Initially, managing phase transitions means changing established patterns, which feels uncomfortable. But within weeks, you’ll feel the shift. Decisions will flow faster. Teams will stop fighting the system and start working with it. That constant feeling of pushing a boulder uphill? It’ll be replaced by the sensation of surfing a wave.
Creating Ripples of Change
Start with your sphere of influence. If you lead a team, create a pocket of liquid flow within the larger organization. Success is contagious. When other teams see you shipping consistently while they’re stuck in meetings, they’ll want to know your secret. Share it freely. Remember, phase changes can cascade but positive cascades are just as powerful as negative ones.

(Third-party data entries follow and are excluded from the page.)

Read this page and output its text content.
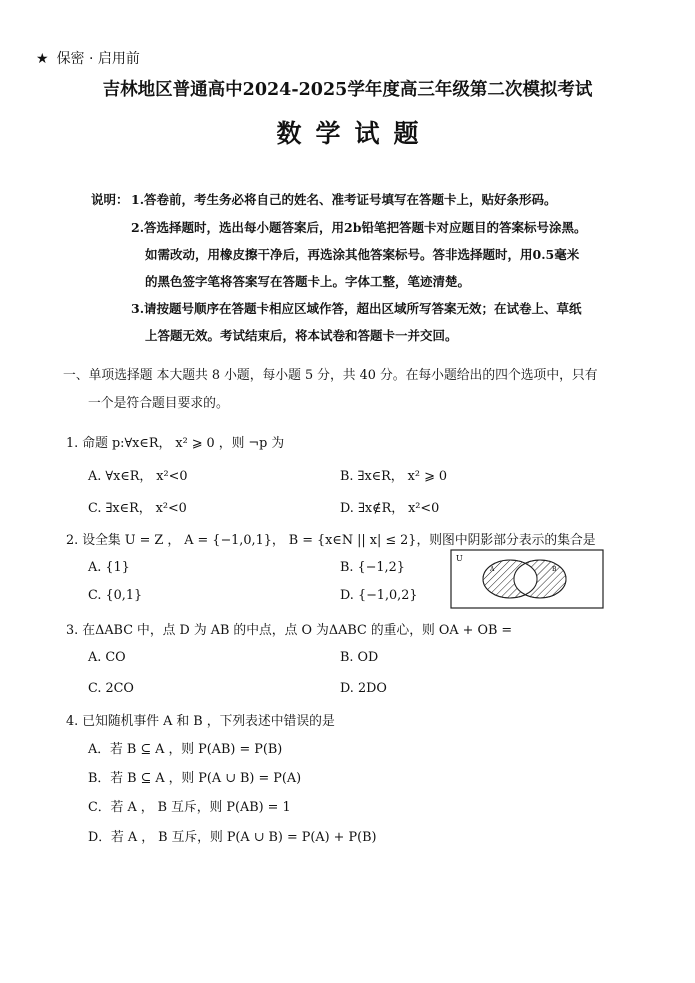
★ 保密 · 启用前
吉林地区普通高中2024-2025学年度高三年级第二次模拟考试
数学试题
说明： 1.答卷前，考生务必将自己的姓名、准考证号填写在答题卡上，贴好条形码。
2.答选择题时，选出每小题答案后，用2b铅笔把答题卡对应题目的答案标号涂黑。
如需改动，用橡皮擦干净后，再选涂其他答案标号。答非选择题时，用0.5毫米
的黑色签字笔将答案写在答题卡上。字体工整，笔迹清楚。
3.请按题号顺序在答题卡相应区域作答，超出区域所写答案无效；在试卷上、草纸
上答题无效。考试结束后，将本试卷和答题卡一并交回。
一、单项选择题 本大题共 8 小题，每小题 5 分，共 40 分。在每小题给出的四个选项中，只有
一个是符合题目要求的。
1. 命题 p:∀x∈R， x² ⩾ 0 ，则 ¬p 为
A. ∀x∈R， x²<0	B. ∃x∈R， x² ⩾ 0
C. ∃x∈R， x²<0	D. ∃x∉R， x²<0
2. 设全集 U = Z ， A = {−1,0,1}， B = {x∈N || x| ≤ 2}，则图中阴影部分表示的集合是
A. {1}	B. {−1,2}
C. {0,1}	D. {−1,0,2}
U
A	B
3. 在ΔABC 中，点 D 为 AB 的中点，点 O 为ΔABC 的重心，则 OA + OB =
A. CO	B. OD
C. 2CO	D. 2DO
4. 已知随机事件 A 和 B ，下列表述中错误的是
A．若 B ⊆ A ，则 P(AB) = P(B)
B．若 B ⊆ A ，则 P(A ∪ B) = P(A)
C．若 A ， B 互斥，则 P(AB) = 1
D．若 A ， B 互斥，则 P(A ∪ B) = P(A) + P(B)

As Per Bak discovered with his sand piles, complex systems have their own dynamics. You can’t control them, but you can influence them. And sometimes, like that single grain of sand, one CTO who understands phase changes can trigger an avalanche of positive transformation.
The question isn’t whether your organization will experience phase changes. It will. The question is whether you’ll recognize them in time to act. The water is already starting to bubble. What are you going to do about it?